Credo nel Padre: del suo principio (la vita) assoluto generante. Confido nel Cristo Maestro. Non lo riconosco come Figlio del Padre. Un Principio assoluto può generare solamente l’assoluto che è, quindi, solamente ciò che è: vita. Neanche è possibile che un Assoluto si incarni in un non assoluto. Ad un Assoluto è possibile invece, incarnare il suo principio: la vita che da vita. Riconosco Cristo prossimo al Padre in ragione della sua conoscenza sul Principio. Non lo riconosco come Dio. Non ci può essere un altro Dio. Certamente lo riconosco al vertice dei Figli che per principio tutti siamo in quanto portatori di vita: facoltà generante del Padre.
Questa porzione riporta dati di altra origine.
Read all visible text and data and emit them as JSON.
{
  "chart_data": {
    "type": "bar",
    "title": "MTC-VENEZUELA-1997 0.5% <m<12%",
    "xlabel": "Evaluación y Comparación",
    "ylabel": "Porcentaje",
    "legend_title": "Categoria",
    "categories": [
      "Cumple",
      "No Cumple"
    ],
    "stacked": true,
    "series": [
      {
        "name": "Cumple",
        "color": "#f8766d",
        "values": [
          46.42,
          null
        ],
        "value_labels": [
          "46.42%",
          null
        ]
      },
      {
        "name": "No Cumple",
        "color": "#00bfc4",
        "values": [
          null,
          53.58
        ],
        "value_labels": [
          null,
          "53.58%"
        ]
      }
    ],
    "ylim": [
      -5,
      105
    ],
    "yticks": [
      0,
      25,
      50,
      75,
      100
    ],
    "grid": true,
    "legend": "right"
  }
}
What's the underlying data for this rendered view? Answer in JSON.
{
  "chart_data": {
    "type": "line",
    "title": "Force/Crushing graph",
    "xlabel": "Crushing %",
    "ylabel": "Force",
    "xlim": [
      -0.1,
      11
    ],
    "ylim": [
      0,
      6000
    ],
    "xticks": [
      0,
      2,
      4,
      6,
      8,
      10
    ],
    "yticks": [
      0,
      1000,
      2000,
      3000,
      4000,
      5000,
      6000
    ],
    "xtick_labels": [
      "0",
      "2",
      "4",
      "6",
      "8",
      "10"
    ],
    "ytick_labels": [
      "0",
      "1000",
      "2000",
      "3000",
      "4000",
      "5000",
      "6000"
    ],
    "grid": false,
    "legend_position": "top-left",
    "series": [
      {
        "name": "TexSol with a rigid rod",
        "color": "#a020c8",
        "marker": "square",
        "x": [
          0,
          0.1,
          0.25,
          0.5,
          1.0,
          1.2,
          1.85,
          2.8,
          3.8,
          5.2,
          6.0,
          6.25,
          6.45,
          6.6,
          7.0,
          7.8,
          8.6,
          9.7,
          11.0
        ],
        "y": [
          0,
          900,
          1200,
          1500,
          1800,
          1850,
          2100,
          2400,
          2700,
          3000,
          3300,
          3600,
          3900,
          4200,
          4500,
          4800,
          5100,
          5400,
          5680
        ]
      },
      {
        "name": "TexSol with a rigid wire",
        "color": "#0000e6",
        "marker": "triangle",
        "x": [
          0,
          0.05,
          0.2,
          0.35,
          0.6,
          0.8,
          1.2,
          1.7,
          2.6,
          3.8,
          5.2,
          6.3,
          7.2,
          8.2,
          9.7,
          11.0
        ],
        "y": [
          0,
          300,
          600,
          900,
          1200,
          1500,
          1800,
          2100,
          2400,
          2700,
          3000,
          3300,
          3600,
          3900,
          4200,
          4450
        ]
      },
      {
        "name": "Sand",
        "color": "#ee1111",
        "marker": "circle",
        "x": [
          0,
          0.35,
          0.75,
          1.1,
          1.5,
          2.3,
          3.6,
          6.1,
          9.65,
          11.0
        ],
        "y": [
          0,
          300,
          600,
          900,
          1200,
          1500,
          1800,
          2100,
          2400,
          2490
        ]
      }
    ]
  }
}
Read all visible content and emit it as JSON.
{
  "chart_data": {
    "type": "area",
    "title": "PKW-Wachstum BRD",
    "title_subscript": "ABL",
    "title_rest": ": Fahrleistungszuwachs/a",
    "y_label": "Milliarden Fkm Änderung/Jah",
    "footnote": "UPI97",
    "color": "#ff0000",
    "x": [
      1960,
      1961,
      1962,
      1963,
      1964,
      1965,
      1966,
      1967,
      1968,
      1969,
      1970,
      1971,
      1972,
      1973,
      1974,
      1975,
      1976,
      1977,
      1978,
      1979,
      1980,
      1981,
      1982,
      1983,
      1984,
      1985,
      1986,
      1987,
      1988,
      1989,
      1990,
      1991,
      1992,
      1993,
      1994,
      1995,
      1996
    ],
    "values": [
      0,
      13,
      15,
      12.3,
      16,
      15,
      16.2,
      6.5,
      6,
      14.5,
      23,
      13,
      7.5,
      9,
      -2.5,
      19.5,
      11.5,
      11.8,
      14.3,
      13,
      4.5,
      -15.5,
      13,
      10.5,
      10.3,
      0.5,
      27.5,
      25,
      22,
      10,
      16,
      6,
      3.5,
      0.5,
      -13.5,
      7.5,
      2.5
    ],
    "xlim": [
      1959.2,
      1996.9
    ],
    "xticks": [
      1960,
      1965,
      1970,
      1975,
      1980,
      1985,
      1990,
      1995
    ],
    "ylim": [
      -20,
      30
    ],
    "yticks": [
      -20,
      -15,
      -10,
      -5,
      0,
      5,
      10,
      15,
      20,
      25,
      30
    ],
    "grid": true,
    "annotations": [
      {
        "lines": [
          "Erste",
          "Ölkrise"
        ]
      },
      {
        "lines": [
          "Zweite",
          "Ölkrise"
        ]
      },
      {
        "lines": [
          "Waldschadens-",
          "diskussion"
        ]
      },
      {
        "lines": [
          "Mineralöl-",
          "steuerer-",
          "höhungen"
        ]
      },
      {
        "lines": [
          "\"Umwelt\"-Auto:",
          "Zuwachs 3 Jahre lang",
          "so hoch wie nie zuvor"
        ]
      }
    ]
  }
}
Come forza e potenza della vita del Principio credo nello Spirito. Apro una parentesi: secondo me non vi è scontro fra religioni, tanto meno uno scontro fra i Maestri che diciamo Profeti. I Maestri ricongiunti con la forza e la potenza dello Spirito, nello Spirito annullano sé stessi in ragione del loro stato di spirito. In ragione dello stato di coscienza sulla vita del Padre, lo fanno tutti quelli che si riconoscono figli dei principi del Principio. Vedo, invece, uno scontro fra religiosi: scontro motivato dal bisogno di supremazia (spirituale, sociale, politica) degli “esecutori testamentari” dei Maestri, nel tempo diventati (e/o fatti diventare) dei fiancheggianti poteri quando non proprio potere.

A motivo di ulteriori conoscenze l’ho riscritta nel Dicembre 2020 – Agosto 2006 – Settembre 2021 – Versione ultima? Alla data, si.